Deux salariées, deux femmes, portant un foulard au nom de leur pratique religieuse, ont été licenciées et contestent ce licenciement, en protestant qu’elles sont victimes de discrimination. Que faut-il comprendre des deux arrêts rendus le 14 mars 2017 par la Cour de Justice de l’Union Européenne (CJUE) de Luxembourg ? Ces deux arrêts autorisent-ils un employeur à interdire le port du voile dans l’entreprise qu’il dirige ? Certains l’ont compris ainsi et ont mis en avant cette conclusion simple et nette, soit pour s’en réjouir, soit pour la déplorer. La réalité de ce que dit la CJUE est plus complexe. Elle fixe un cadre, dans lequel sous certaines conditions un employeur peut porter cette interdiction, mais sa décision ne permettra pas de résoudre à l’avance tous les cas.

Je vous propose d’aborder cette affaire avec trois articles :

  1. Un regard juridique : quel est le cadre posé par la CJUE ?
  2. L’approche juridique est-elle suffisante ?
  3. Et si nous élargissions notre vision ?

Commençons par le regard juridique sur ces deux arrêts. Pour la France, ces arrêts concernent toutes les entreprises du secteur privé (y compris les associations), à l’exclusion des services publics.

Deux licenciements contestés

Il s’agit de deux affaires distinctes[1] – l’une en Belgique (Samira ACHBITA contre G4S Secure Solutions), l’autre en France (Asma BOUGNAOUI contre MICROPOLE) – concernant toutes deux le licenciement d’une salariée portant le « foulard islamique ». La Cour de Cassation de chacun des deux pays avait saisi la CJUE d’une question préjudicielle. Chaque Cour voulait – avant de rendre son jugement sur les licenciements contestés par les salariées pour motif de discrimination – avoir l’éclairage de la CJUE sur l’interprétation d’un point de droit : la mise en œuvre de la Directive de l’UE pour lutter contre la discrimination au travail[2]. Dans les deux cas, la CJUE a élargi sa réponse au-delà des seules questions posées et a voulu rendre les deux arrêts le même jour de façon à rendre manifeste le cadre qu’elle souhaitait poser.
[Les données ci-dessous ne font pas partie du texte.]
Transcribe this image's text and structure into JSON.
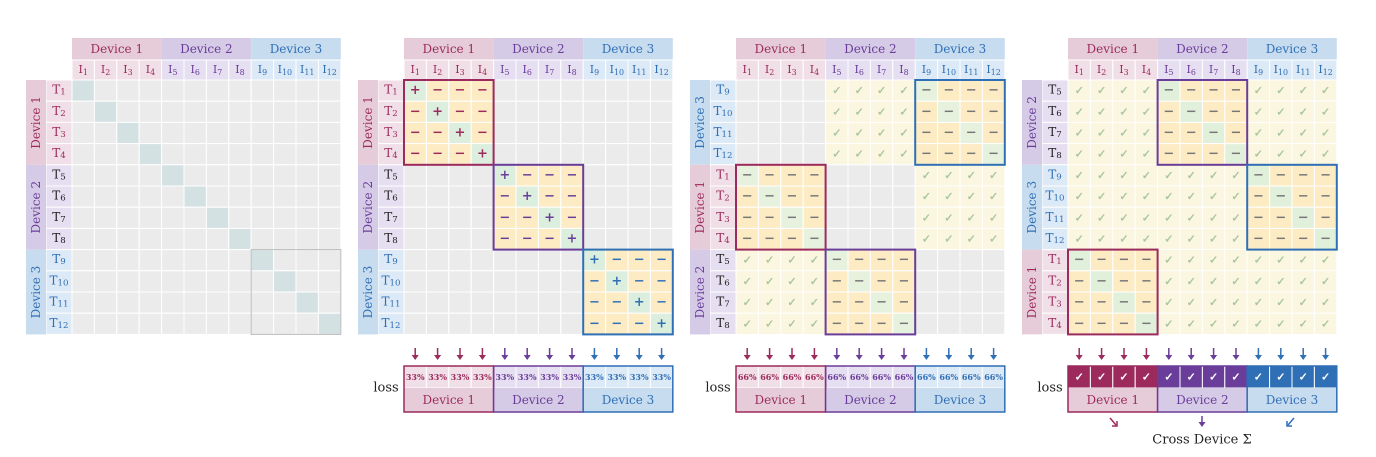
{
  "devices": [
    {
      "label": "Device 1",
      "color": "#9c2a5c",
      "header_bg": "#e6ccd8",
      "cell_bg": "#f1dfe7"
    },
    {
      "label": "Device 2",
      "color": "#6a3d9a",
      "header_bg": "#d6cbe6",
      "cell_bg": "#e6def1"
    },
    {
      "label": "Device 3",
      "color": "#2f6fb5",
      "header_bg": "#c8dcef",
      "cell_bg": "#dce9f6"
    }
  ],
  "image_labels": [
    {
      "letter": "I",
      "sub": "1"
    },
    {
      "letter": "I",
      "sub": "2"
    },
    {
      "letter": "I",
      "sub": "3"
    },
    {
      "letter": "I",
      "sub": "4"
    },
    {
      "letter": "I",
      "sub": "5"
    },
    {
      "letter": "I",
      "sub": "6"
    },
    {
      "letter": "I",
      "sub": "7"
    },
    {
      "letter": "I",
      "sub": "8"
    },
    {
      "letter": "I",
      "sub": "9"
    },
    {
      "letter": "I",
      "sub": "10"
    },
    {
      "letter": "I",
      "sub": "11"
    },
    {
      "letter": "I",
      "sub": "12"
    }
  ],
  "text_labels": [
    {
      "letter": "T",
      "sub": "1"
    },
    {
      "letter": "T",
      "sub": "2"
    },
    {
      "letter": "T",
      "sub": "3"
    },
    {
      "letter": "T",
      "sub": "4"
    },
    {
      "letter": "T",
      "sub": "5"
    },
    {
      "letter": "T",
      "sub": "6"
    },
    {
      "letter": "T",
      "sub": "7"
    },
    {
      "letter": "T",
      "sub": "8"
    },
    {
      "letter": "T",
      "sub": "9"
    },
    {
      "letter": "T",
      "sub": "10"
    },
    {
      "letter": "T",
      "sub": "11"
    },
    {
      "letter": "T",
      "sub": "12"
    }
  ],
  "symbols": {
    "positive": "+",
    "negative": "−",
    "computed": "✓"
  },
  "loss_label": "loss",
  "panels": [
    {
      "row_order": [
        0,
        1,
        2
      ],
      "mode": "diagonal",
      "has_loss": false
    },
    {
      "row_order": [
        0,
        1,
        2
      ],
      "mode": "local",
      "has_loss": true,
      "loss_values": [
        "33%",
        "33%",
        "33%",
        "33%",
        "33%",
        "33%",
        "33%",
        "33%",
        "33%",
        "33%",
        "33%",
        "33%"
      ]
    },
    {
      "row_order": [
        2,
        0,
        1
      ],
      "mode": "step",
      "has_loss": true,
      "loss_values": [
        "66%",
        "66%",
        "66%",
        "66%",
        "66%",
        "66%",
        "66%",
        "66%",
        "66%",
        "66%",
        "66%",
        "66%"
      ]
    },
    {
      "row_order": [
        1,
        2,
        0
      ],
      "mode": "step_full",
      "has_loss": true,
      "loss_values": [
        "✓",
        "✓",
        "✓",
        "✓",
        "✓",
        "✓",
        "✓",
        "✓",
        "✓",
        "✓",
        "✓",
        "✓"
      ]
    }
  ],
  "cross_device_label": "Cross Device Σ",
  "colors": {
    "grid_bg": "#ebebeb",
    "diag_bg": "#d3e1e3",
    "neg_bg": "#fdebc4",
    "pos_bg": "#dceedd",
    "check_bg": "#fbf6df",
    "check_color": "#a9c79d"
  }
}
Du fait qu’il s’agit de réponses à des questions préjudicielles, les jugements eux-mêmes sur chacune des deux affaires sont renvoyés aux Cours de Cassation. Aucune de ces deux affaires n’est donc définitivement close à l’heure actuelle. Il sera intéressant de voir comment chaque cour de cassation elle-même jugera et argumentera. La CJUE demande en effet aux Cours de Cassation d’approfondir l’examen et de prendre en compte certains des points du cadre qu’elle précise.

L’interdiction du port d’un signe « convictionnel » PEUT ne pas être discriminatoire si et UNIQUEMENT si ….

J’utilise le néologisme « convictionnel » pour exprimer l’idée que l’interdiction ne peut porter sur la seule neutralité religieuse, mais englobe la neutralité politique et philosophique. [5]

Dans les deux affaires, la question du rapport avec la clientèle est posée comme un élément déterminant par la Cour. Dans l’affaire ACHBITA, la volonté de l’employeur de poursuivre une politique de neutralité envers sa clientèle est exprimée dès le début de l’affaire. La CJUE énonce que « le souhait d’un employeur d’afficher une image de neutralité à l’égard des clients se rapporte à la liberté d’entreprise »[3] (N° 38) et constitue un objectif légitime. La poursuite de cet objectif autorise à privilégier la liberté d’entreprise et d’apporter certaines restrictions à la liberté religieuse (Arrêt, 39). La CJUE écarte l’idée qu’une telle disposition du règlement intérieur serait une source de discrimination directe [4](Arrêt, 29-32). Mais une telle disposition doit répondre à certaines conditions précises, et la Cour de Justice enjoint à la Cour de Cassation belge de vérifier que ces conditions sont bien remplies, faute de quoi il pourrait y avoir discrimination indirecte. Cette liste de questions donne aussi une sorte de guide méthodologique à l’employeur qui veut rédiger un règlement intérieur dans ce sens.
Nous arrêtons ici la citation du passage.